If I use the exact same hardware (Laptop & PTZ Camera) but use Anycam.io software to stream to YouTube, I can stream at 1080p without any issues (No distortion/pixelation etc) and it works for 6 - 7 hours per match.
Using the exact same hardware again but with OBS, we get the distortion roughly every 40 seconds but nothing has changed (Internet speed and hardware etc remains the same)
I am struggling to undersdtand why NEW hardware will make a difference/resolve the current issue unless there are specific settings within OBS that requires resolution/frame rates/colour/encoder etc to be set manually/changed.
OBS provides much more in comparison with Anycam but ultimately if we can't get OBS to work uninterupted, we won't have a choice but to uninstall OBS.
 

konsolenritter

Active Member
I understand your astonishing.

Don't know what anycam.io does exactly. My assumption (may be wrong on this) is, that anycam.io just "tunnels thru", i.e. gets the encoded stream from the ptz camera and even doesn't transcode or re-encodes it. If that's the case, then almost no computational demand stresses the laptop.
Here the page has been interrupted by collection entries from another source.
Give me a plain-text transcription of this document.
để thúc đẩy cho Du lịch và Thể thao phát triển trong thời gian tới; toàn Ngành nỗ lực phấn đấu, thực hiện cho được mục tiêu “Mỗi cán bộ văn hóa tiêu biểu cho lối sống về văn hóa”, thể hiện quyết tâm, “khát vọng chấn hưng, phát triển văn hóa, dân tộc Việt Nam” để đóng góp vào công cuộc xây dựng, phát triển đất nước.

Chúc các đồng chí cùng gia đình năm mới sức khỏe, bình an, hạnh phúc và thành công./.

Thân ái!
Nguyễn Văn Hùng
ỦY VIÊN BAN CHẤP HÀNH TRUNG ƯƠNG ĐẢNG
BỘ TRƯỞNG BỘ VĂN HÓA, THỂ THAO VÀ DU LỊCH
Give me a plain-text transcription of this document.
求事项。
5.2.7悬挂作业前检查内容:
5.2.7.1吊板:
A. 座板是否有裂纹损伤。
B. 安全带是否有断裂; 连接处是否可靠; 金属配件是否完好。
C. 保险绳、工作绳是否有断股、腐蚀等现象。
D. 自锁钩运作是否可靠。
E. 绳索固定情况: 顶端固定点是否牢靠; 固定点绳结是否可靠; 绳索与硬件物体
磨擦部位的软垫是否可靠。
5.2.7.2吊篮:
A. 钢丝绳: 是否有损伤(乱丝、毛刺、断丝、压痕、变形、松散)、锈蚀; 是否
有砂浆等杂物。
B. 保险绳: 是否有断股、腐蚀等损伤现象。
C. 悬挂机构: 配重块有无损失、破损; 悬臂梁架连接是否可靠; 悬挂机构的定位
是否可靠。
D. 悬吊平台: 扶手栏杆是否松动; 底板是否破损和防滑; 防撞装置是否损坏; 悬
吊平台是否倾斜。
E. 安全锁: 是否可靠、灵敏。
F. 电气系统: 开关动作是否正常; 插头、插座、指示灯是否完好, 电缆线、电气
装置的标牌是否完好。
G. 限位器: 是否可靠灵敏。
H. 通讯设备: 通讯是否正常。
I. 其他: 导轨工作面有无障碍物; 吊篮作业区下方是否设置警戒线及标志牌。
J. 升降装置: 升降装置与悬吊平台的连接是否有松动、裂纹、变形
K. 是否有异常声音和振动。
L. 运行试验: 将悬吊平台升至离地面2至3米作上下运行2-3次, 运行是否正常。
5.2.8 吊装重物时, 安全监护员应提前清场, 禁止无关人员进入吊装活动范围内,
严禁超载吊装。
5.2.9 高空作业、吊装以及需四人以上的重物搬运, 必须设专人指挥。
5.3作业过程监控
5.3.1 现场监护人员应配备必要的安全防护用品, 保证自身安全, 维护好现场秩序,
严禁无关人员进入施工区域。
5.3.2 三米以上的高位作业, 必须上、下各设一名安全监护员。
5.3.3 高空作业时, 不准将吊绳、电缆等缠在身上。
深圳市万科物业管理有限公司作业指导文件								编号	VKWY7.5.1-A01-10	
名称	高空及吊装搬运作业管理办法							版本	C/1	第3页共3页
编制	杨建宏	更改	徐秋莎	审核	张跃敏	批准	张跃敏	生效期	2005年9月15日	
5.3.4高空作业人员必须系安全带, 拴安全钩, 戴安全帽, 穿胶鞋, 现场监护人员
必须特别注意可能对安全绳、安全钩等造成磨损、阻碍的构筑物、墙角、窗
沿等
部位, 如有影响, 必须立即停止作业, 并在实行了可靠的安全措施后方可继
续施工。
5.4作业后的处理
OBS in comparison takes all sources, decodes it (if not uncompressed already) and routes thru its own compositing/mixing stage. Then its final outcome will be encoded independent/fresh to the target formats for streaming and/or recording. Even in the cases:

- input and output resolution is the same,
- framerates are the same,
- no color-changing or filters applying.
 

TryHD

Member
anycam does not encode anything and is simply a player and a transcoder, even a raspberry pi would be able to do that. OBS on the other hand does decode the stream of your cam, enables you to have overlays, do transform and add effects and so on and encodes that at the end so you can send that to your desired streaming plattform. That are complete different usecases and with that have different requirements for hardware. If you are not willing to get the hardware required for your requirements there is nothing we can help you with.
 

Leroyvdw

New Member
anycam does not encode anything and is simply a player and a transcoder, even a raspberry pi would be able to do that. OBS on the other hand does decode the stream of your cam, enables you to have overlays, do transform and add effects and so on and encodes that at the end so you can send that to your desired streaming plattform. That are complete different usecases and with that have different requirements for hardware. If you are not willing to get the hardware required for your requirements there is nothing we can help you with.
Understand the comment but in order to justify the additional expense in purchasing new hardware just wanted to ensure this will 100% solve the issue i.e. what's the point in spending £2K on a new laptop and ending with the same result where footage is not usable?
 

Tomasz Góral

Active Member
IT is strange, you have 2. gen of I7 and now you want pay 2k for new.
Newest gen. in sell is 11. of I7.
Your picture show some problems with decode stream from PTZ.
2. gen. have qsv, hardware video encoder, install correct intel driver.